Thursday, July 8, 2010

the last loose nickel



a doctored photograph by loomis dean, paris, 1959.

Previously:

"
The CD, "Break Through in a Grey Room" comprises a collection of cut-ups recorded in the 1960's in various hotel rooms in New York, London and Paris... recorded circa 1965 with Ian Sommerville between the Chelsea Hotel; 210 Centre Street, NYC and London, and owes as much to Sommerville's technical innovations as Burroughs' readings. "
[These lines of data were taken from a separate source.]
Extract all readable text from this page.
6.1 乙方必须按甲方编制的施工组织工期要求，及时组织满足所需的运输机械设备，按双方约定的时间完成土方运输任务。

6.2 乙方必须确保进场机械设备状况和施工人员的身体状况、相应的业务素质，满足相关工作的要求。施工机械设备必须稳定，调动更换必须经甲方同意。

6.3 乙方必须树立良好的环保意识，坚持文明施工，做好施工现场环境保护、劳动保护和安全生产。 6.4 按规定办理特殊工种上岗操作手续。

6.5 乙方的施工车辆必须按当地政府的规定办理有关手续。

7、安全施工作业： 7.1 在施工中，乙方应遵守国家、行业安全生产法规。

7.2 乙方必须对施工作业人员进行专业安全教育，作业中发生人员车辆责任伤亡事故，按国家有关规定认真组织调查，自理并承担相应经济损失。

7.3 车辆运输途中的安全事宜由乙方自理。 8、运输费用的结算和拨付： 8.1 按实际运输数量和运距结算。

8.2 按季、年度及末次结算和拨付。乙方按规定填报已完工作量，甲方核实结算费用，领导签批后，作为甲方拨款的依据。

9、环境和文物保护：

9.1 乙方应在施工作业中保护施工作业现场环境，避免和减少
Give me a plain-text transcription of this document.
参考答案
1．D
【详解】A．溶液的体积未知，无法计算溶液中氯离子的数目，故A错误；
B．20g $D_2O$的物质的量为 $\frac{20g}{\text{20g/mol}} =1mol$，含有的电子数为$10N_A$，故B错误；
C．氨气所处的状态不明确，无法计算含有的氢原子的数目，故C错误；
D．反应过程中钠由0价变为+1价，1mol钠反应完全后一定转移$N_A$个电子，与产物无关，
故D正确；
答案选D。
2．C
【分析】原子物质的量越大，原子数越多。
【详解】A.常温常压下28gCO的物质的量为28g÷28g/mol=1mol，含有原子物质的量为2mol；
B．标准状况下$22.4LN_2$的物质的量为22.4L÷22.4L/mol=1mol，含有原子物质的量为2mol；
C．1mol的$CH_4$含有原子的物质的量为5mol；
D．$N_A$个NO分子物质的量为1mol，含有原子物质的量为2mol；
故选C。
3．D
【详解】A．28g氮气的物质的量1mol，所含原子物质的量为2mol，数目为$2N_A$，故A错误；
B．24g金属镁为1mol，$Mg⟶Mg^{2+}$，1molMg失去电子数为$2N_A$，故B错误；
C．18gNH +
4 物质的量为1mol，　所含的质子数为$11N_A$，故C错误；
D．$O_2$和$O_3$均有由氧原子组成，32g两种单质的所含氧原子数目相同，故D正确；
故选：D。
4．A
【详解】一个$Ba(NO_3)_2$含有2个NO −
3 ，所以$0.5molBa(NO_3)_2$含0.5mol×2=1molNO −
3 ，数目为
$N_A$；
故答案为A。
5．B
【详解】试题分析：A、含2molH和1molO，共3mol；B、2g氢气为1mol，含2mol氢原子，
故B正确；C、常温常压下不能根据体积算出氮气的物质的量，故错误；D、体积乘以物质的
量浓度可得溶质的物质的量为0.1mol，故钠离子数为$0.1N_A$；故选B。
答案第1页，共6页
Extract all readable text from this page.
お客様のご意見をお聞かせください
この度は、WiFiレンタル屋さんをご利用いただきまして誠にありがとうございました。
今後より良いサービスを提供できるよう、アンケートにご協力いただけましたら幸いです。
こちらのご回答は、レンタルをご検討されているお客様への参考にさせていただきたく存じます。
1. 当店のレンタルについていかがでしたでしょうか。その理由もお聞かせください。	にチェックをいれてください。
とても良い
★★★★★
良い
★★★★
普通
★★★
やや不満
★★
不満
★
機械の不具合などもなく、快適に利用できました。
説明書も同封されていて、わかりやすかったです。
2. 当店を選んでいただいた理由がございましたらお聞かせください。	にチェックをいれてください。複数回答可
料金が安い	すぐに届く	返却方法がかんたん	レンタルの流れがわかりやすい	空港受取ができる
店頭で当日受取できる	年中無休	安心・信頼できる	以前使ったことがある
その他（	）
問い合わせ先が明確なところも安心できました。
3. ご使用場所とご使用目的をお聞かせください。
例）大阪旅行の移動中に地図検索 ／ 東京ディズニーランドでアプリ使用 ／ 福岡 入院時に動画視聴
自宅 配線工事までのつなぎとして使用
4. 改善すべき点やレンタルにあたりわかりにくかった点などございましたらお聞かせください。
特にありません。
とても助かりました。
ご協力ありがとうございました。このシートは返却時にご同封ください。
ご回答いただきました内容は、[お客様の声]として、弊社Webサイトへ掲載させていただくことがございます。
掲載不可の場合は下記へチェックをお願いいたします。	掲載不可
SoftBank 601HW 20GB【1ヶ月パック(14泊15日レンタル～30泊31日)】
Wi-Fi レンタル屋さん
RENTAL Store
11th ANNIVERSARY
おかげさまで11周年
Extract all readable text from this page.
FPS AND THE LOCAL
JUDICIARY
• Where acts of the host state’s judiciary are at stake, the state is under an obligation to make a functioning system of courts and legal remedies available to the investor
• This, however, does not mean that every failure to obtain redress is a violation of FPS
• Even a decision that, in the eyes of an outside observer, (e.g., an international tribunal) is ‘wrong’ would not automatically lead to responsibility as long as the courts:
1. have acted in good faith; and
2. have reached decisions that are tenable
WILLIAM S. BURROUGHS: BURROUGHS CALLED THE LAW from "Break Through In Grey Room" CD (Sub Rosa) 1994 (US)

4 comments:

Anonymous said...

You have to love Burroughs even if he's incomprehensible. Thanks for the recording - what a gem.... got to love Willie the Rat

ib said...

Glad you enjoyed. The high priest of snide is on top form on this one, dribbling vitriol to great effect; so much so it physically set me off on a laughing jag.

I have not a clue as to whether said incident is entirely fictitious or in some fashion rooted in genuine public nuisance.

Whatever. It doesn't have any bearing on the entertainment value. Like the living precedent for one of Crumb's misanthropes; the gaolbird tailing Mr. Natural in a battered fedora.

said...

Always a hearty thanks for any M. WSB.

Grey Room being one of my all time favorite of his recordings.

I'm not sure if he's really so 'incomprehensible', though. He always gives me laughs. 'The high priest of snide' indeed.

ib said...

I was lax in documenting the provenance of this excerpt, the last track on the CD.

UbuWeb - It may well have been - underlines the "routine" as his "dropping a dime on the Nova mob". Definitely from the mid '60s (in spite of the fidelity), his precise location at the time is not recorded.

The earliest segment dates from 1960, recorded by Brion Gysin at the BBC studios in London and utilising (Gysin's) "permutational technique". "Grey Room" also includes later recordings, from Morocco and London, made in 1971 and 73.